2023 Indian documentary film on the cricket match-fixing scandal

Caught Out: Crime. Corruption. Cricket is a 2023 Indian documentary film directed by Supriya Sobti Gupta and produced by Passion Pictures for Netflix. The film looks back at the match-fixing scandal that shook Indian cricket in the late 1990s and early 2000s, a period that changed how the game was seen by fans and players alike. It mixes interviews with journalists, administrators and former players with television footage and news clippings from the time.

== Synopsis ==
Set against India's cricket boom of the 1990s, the film follows the sequence of events that led to the exposure of match-fixing and betting in international cricket. It revisits the allegations that involved cricketers such as Mohammad Azharuddin, Ajay Jadeja, and Hansie Cronje, and the investigations that followed.

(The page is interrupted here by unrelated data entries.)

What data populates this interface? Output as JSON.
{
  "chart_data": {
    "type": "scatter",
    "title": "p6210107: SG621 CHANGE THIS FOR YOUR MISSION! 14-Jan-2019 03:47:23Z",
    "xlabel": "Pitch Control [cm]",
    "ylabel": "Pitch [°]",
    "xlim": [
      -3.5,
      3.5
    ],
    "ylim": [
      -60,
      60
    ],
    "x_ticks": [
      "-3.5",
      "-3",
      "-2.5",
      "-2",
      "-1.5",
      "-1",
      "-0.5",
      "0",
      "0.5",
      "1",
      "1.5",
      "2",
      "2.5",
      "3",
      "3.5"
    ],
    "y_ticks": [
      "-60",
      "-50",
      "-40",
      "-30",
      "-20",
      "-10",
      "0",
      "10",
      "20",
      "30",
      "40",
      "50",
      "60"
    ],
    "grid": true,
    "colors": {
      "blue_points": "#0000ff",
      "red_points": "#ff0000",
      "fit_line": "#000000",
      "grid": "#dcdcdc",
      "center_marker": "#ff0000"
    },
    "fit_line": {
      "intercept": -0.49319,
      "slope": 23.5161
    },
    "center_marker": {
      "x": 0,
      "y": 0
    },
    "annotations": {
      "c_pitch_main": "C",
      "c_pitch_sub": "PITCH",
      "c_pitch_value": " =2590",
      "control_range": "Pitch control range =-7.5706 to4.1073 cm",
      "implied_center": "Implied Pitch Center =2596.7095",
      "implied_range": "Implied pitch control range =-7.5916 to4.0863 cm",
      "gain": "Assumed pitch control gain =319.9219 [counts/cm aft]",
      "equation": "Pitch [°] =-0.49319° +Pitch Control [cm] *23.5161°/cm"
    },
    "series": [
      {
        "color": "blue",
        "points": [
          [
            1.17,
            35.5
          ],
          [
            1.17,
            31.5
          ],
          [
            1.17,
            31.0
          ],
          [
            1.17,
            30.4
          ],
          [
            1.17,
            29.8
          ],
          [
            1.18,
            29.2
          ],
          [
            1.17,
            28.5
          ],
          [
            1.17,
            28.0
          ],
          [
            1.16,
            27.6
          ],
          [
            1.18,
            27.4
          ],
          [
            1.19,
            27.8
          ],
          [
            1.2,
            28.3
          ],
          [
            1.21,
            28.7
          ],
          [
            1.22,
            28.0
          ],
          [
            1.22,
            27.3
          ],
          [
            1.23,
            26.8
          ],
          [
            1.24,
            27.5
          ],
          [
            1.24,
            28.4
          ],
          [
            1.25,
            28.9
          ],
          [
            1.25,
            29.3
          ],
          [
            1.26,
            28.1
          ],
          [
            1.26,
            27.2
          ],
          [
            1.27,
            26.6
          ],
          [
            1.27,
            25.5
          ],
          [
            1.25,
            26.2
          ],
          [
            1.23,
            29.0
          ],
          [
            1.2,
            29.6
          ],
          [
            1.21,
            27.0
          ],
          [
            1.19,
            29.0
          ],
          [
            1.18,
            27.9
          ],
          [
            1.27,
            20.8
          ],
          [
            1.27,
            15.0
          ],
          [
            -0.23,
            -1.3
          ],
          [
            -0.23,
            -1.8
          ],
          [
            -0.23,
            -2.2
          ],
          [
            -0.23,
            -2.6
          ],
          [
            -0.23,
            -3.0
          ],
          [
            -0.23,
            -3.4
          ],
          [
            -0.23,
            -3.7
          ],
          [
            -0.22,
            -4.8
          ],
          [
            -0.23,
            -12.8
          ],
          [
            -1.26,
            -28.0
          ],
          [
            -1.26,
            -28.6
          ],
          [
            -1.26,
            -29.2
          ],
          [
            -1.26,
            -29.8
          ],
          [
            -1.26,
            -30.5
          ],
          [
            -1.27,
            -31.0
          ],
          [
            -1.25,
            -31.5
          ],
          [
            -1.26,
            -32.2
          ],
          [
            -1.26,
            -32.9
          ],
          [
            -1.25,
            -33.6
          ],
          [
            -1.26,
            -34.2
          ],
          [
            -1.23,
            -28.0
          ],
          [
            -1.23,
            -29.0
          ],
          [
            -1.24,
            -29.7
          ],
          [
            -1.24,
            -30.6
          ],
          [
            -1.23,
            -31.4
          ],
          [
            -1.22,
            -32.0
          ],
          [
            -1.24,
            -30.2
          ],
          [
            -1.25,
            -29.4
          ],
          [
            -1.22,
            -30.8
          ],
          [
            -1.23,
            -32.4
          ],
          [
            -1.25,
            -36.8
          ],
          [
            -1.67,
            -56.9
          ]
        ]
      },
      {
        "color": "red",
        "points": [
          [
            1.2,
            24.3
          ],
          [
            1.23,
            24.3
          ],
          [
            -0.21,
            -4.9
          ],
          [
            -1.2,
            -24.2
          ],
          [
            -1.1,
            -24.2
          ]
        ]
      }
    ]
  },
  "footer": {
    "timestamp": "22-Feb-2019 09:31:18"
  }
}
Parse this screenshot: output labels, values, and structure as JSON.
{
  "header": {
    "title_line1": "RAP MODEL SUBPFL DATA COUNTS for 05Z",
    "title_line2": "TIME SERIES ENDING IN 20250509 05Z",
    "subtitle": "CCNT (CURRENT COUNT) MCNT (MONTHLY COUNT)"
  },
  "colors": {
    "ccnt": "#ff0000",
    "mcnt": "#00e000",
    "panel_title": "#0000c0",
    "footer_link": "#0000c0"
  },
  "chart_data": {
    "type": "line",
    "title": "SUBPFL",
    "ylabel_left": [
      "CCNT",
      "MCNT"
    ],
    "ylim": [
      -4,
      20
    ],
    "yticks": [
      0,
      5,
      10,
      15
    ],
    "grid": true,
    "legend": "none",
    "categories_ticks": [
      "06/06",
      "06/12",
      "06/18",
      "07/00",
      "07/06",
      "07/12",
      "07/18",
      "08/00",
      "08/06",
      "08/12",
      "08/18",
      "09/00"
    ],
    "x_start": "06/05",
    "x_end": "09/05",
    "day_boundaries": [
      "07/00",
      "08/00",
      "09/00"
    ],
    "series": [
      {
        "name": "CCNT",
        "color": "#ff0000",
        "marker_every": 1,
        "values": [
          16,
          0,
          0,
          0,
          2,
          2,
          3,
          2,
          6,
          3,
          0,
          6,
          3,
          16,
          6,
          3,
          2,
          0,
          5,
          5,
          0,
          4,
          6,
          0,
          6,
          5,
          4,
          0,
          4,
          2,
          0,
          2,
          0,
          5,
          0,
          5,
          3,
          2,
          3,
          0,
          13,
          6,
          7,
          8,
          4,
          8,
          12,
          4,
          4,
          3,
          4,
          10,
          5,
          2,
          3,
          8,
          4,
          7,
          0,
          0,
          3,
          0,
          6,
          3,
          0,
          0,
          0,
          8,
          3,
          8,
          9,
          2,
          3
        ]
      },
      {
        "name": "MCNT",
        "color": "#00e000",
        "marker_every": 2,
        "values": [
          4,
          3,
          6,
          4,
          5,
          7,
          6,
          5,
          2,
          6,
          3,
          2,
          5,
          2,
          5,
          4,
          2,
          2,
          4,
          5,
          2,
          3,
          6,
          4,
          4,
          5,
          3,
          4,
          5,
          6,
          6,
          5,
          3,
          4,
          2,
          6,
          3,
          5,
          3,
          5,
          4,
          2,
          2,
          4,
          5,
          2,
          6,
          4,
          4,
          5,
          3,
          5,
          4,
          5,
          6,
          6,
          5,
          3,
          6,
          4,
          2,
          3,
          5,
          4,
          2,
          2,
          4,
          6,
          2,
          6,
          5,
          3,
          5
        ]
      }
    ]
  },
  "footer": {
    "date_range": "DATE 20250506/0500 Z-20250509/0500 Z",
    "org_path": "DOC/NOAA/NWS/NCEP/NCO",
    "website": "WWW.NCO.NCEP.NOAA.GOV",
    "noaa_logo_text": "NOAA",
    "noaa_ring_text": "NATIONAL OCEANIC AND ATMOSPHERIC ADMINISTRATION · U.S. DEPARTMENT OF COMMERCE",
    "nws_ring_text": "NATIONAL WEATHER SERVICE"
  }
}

It also looks at how reporters and news editors uncovered what was happening behind the scenes. Through these accounts, the documentary captures the disbelief that swept through fans and the slow, painful process of rebuilding the game's reputation.

== Production ==
Supriya Sobti Gupta directed the film for Passion Pictures, which has produced several international documentaries. Gupta said she wanted to focus on the reporters who broke the story rather than retelling only the players’ side of events. The production used extensive archival footage, contemporary news reports and interviews recorded over several months. Gupta's approach stayed close to investigative journalism, avoiding dramatic reconstructions or narration.

== Release ==
The documentary premiered on Netflix worldwide on 17 March 2023.

== Reception ==
Caught Out received a generally positive response from reviewers, who praised its steady tone and research while noting that it could have gone further into the structural side of the scandal.

The Hindu described it as "a cinematic retelling" of a major moment in Indian cricket, though it felt "incomplete" in parts. India Today called it "a test match where patience is key," commending its pacing and honesty. Deccan Chronicle called it "pitch perfect," praising its refusal to sensationalise the story. Rediff said the film works as "a reminder of a sport's loss of innocence." Firstpost noted that it was "a sincere attempt at a marvelling expose" that relies on facts rather than drama. Jagran wrote that it revisits "a painful but necessary" part of cricket history with care.